有时候在定义状态的时候,可以用一定的方法,可以达到对转移时的时间复杂度起到很大的优化作用,以下面的题目来说明这点。
Programmers working on a large project have just received a task to write exactly m lines of code. There are n programmers working on a project, the i-th of them makes exactly ai bugs in every line of code that he writes.
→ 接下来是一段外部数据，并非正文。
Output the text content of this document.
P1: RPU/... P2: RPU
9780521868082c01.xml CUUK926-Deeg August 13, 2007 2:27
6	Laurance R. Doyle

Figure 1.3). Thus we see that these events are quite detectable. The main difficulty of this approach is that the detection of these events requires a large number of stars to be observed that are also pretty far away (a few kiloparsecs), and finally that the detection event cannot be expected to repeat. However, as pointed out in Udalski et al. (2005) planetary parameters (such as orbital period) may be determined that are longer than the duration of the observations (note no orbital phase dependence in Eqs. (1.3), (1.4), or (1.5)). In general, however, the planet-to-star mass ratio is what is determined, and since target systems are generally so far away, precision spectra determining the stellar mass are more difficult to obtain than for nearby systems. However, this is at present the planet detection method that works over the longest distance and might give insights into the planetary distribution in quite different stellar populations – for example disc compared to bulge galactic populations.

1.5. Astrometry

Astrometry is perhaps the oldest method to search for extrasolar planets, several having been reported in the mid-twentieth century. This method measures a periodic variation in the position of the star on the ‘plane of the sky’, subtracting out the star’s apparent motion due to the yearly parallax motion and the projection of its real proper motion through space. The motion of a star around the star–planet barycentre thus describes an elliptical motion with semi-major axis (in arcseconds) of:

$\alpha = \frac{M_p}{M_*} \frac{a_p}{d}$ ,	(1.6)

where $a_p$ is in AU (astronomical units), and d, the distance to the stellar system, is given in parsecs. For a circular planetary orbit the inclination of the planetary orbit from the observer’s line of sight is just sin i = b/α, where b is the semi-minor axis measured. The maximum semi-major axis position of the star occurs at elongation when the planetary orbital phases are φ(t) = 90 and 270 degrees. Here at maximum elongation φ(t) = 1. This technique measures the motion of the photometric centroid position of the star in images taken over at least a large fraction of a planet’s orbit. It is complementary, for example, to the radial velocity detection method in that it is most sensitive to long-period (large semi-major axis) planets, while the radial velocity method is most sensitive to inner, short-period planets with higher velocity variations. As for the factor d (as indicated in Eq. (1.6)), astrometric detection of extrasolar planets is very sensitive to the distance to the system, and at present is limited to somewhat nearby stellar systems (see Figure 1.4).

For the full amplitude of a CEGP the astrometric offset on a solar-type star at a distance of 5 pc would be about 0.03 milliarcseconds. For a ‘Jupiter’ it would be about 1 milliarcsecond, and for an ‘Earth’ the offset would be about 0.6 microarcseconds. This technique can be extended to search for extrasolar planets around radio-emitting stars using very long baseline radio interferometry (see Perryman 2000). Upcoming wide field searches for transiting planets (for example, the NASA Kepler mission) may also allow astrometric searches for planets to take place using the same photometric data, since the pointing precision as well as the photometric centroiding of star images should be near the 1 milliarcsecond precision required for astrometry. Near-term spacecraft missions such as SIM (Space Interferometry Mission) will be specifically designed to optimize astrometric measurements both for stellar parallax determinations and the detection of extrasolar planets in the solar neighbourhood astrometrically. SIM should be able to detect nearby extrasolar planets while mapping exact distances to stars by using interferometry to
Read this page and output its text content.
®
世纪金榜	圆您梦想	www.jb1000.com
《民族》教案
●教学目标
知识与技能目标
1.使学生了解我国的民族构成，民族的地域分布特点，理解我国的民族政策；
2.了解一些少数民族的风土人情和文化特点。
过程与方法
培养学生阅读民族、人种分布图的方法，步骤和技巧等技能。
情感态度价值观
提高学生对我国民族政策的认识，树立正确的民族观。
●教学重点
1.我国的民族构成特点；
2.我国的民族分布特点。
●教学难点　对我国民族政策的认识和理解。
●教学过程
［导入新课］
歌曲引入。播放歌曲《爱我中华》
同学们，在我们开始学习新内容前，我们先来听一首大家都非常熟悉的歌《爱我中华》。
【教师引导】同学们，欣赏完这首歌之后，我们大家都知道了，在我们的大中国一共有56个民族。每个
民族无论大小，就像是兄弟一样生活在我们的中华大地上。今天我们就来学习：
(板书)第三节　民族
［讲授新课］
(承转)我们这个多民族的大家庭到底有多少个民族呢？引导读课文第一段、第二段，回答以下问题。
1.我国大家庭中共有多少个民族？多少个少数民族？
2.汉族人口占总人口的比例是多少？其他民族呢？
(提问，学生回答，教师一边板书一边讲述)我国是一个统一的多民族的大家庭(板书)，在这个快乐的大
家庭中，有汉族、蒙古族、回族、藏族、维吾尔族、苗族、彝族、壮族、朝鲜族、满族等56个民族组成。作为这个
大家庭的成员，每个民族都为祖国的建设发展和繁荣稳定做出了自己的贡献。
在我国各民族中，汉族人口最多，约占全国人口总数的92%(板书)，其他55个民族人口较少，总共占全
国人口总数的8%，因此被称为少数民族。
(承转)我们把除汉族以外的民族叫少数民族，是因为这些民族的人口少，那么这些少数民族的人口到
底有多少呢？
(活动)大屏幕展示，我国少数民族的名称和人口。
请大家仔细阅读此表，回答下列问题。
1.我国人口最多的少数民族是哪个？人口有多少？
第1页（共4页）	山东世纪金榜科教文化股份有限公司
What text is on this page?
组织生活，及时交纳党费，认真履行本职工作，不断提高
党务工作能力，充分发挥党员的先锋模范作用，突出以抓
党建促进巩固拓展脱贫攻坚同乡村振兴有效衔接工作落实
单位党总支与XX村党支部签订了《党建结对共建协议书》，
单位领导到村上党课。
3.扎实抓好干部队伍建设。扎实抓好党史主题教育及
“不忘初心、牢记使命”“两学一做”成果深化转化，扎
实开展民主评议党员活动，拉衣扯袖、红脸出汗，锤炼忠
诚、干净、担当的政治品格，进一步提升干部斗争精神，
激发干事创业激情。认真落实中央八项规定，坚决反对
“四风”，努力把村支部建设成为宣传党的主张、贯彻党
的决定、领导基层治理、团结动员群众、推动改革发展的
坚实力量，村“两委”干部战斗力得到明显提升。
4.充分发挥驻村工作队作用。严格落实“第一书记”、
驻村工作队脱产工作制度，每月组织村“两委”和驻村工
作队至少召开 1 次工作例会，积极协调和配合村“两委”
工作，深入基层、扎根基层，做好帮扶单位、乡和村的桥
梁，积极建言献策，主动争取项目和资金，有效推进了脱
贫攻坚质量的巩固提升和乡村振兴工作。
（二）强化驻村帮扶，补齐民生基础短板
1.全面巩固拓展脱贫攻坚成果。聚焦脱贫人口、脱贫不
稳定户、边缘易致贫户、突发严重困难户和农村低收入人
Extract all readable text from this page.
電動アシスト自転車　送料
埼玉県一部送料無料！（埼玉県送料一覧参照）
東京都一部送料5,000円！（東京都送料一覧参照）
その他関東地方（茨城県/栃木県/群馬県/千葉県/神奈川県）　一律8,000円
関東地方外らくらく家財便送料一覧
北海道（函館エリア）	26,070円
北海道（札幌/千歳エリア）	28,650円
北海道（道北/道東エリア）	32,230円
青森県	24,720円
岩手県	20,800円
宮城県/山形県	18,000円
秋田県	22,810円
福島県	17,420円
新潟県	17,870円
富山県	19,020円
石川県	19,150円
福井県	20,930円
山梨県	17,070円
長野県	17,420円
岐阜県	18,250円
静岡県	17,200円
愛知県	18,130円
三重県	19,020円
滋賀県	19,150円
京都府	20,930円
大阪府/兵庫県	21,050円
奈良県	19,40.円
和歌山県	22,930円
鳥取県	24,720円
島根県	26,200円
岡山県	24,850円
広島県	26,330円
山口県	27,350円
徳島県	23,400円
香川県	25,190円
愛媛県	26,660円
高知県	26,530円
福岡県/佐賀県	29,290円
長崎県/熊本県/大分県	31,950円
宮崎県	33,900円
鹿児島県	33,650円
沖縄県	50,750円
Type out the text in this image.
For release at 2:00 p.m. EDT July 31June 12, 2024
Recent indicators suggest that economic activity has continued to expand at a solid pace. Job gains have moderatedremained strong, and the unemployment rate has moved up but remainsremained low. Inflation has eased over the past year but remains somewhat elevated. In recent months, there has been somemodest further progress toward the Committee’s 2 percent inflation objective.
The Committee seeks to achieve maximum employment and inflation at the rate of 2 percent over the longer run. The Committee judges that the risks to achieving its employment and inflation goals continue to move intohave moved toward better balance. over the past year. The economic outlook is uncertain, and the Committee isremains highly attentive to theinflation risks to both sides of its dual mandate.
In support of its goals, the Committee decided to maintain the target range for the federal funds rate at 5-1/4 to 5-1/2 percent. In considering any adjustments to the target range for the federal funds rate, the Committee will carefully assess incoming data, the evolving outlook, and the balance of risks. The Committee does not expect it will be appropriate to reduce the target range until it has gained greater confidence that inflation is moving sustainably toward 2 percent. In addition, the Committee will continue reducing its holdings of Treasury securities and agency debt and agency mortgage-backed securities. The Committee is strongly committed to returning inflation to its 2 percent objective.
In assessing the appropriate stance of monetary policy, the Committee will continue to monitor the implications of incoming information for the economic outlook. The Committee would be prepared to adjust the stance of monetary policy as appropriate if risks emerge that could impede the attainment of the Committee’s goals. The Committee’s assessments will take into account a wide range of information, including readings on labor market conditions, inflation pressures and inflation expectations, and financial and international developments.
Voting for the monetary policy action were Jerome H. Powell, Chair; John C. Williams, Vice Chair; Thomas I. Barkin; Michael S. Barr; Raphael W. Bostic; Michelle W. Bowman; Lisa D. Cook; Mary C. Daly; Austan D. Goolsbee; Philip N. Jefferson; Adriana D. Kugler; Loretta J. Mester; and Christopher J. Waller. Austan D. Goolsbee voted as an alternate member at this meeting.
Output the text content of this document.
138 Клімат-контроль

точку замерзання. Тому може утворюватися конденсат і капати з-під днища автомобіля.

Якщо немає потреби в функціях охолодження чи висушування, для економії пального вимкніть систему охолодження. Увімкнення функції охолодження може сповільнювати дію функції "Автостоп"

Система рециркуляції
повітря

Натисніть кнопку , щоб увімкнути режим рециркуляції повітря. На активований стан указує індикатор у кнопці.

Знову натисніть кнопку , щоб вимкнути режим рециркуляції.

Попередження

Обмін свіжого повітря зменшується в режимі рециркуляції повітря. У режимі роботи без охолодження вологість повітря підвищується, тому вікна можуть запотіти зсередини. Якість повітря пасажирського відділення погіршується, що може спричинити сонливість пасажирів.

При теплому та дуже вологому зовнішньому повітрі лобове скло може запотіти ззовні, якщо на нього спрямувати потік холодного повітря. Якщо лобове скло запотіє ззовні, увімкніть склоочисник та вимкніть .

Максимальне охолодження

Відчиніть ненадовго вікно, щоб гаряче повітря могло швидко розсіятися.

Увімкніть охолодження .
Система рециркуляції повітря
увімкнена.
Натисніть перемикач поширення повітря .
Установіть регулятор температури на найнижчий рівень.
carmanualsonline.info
Let's call a sequence of non-negative integers v1, v2, ..., vn a plan, if v1 + v2 + ... + vn = m. The programmers follow the plan like that: in the beginning the first programmer writes the first v1 lines of the given task, then the second programmer writes v2 more lines of the given task, and so on. In the end, the last programmer writes the remaining lines of the code. Let's call a plan good, if all the written lines of the task contain at most b bugs in total.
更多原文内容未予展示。